Though for die-hard RPG nuts it'll have been a red letter week with the release of Bioware's Dragon Age: Origins, it hasn't been enough to wean me off my daily regimen of pushing further into the Borderlands and compulsively playing through the two levels that make up the Left 4 Dead 2 demo (above, now fully released to the public) with each character, hoping for just one more scrap of rarely-triggered dialogue to more fully flesh out just who these characters are that I'll be spending most of the winter with.
But it's without any facetiousness that I admit that there's one game release this week that's particularly pricked my ear:
Lego Rock Band [Harmonix/TT Games, 360/PS3/Wii/DS]
The Lego version of Harmonix's staple has taken its fair share of heat from purists for the unconventional pairing, but for a version of Rock Band targeted toward the youngest among us — which is, it should be noted, LRB's central goal — Lego seems just about the least offensive toy-aisle license for potential pairing, especially taken with the lightly chaotic and perfectly parodic tone TT Games has brought to its own Lego series to date (Star Wars, Batman, Indy Jones).
LRB caters to the youths with an added Super Easy difficulty and other low-failure-rate options, shortened versions of certain tracks to keep the attention deficit constantly hammering away without wading through intro/outros, and a selection of family friendly songs honestly no less recognizably Rock Band (including, even, the series' first Vampire Weekend), and includes the ability to export all the tracks back to Rock Band 2 (for an additional charge) if your plastic-rock goes only so far.

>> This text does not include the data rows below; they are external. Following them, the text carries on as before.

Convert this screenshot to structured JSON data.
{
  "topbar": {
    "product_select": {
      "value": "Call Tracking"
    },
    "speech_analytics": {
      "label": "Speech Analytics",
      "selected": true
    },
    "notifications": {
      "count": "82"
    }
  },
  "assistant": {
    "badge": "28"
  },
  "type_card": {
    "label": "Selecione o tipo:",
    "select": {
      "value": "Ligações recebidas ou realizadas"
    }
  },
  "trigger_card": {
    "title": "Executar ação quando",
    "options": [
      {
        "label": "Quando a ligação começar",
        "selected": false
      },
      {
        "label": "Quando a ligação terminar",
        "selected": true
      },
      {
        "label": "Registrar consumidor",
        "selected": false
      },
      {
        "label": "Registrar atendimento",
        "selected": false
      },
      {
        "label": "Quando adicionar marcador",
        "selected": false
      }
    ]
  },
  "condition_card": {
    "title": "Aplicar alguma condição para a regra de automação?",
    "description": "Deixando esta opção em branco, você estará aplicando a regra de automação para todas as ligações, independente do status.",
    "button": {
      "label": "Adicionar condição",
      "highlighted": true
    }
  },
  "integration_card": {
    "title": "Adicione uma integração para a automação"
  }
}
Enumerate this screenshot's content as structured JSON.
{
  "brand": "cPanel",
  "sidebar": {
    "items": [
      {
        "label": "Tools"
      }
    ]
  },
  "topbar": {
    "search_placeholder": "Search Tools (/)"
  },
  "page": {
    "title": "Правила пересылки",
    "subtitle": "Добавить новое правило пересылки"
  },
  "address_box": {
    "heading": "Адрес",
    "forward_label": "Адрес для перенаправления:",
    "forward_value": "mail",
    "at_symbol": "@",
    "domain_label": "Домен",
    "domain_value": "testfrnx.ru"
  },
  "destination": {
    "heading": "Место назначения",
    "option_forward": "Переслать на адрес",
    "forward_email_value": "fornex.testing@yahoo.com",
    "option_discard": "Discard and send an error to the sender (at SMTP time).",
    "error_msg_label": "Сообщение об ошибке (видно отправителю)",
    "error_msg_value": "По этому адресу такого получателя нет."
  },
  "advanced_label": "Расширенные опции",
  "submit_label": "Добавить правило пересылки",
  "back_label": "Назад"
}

[And as a side note: on top of the console releases, I'm just as intrigued by (but have not had a chance to play) the DS version, which promises to bring Harmonix's classic multi-track single player experience established by its original PS2 games like Amplitude down to size, as it did with Rock Band Unplugged for the PSP, and did in lesser form with EA Mobile's iPhone version — as seen in action here.]
But the real reason I haven't had as much time as usual to make my way further through the bigger names is that, if you hadn't heard the faint eruption in the distance, the Independent Games Festival has unleashed the record 300+ strong list of entrants in this year's competition, which means (being a judge) a thorough playthrough of as many as my machine can handle.
If you want a more compressed guide to start doing the same yourself, Tale of Tales has provided a YouTube/Vimeo playlist to see as many in action as are available on the video services, and UK outlet SavyGamer is laboriously compiling direct download links for all currently released games in one place here.
Interestingly, one game that'd caught my eye just a day or two before the list was announced is one that presumably came out of hiding just to make that list: Rocketbirds: Revolution by Ratloop, creators of last year's "draw your own level solution" game Mightier.
As you can see in the video above, the premise is quite easily summed as classic roto-scope-ish PC games like Out of This World, Blackthorne or Flashback meets Oddworld, done up gorgeously and playable online in Flash, with a wickedly darkly comic militaristic bent. Before you make your way through the rest, stop there first.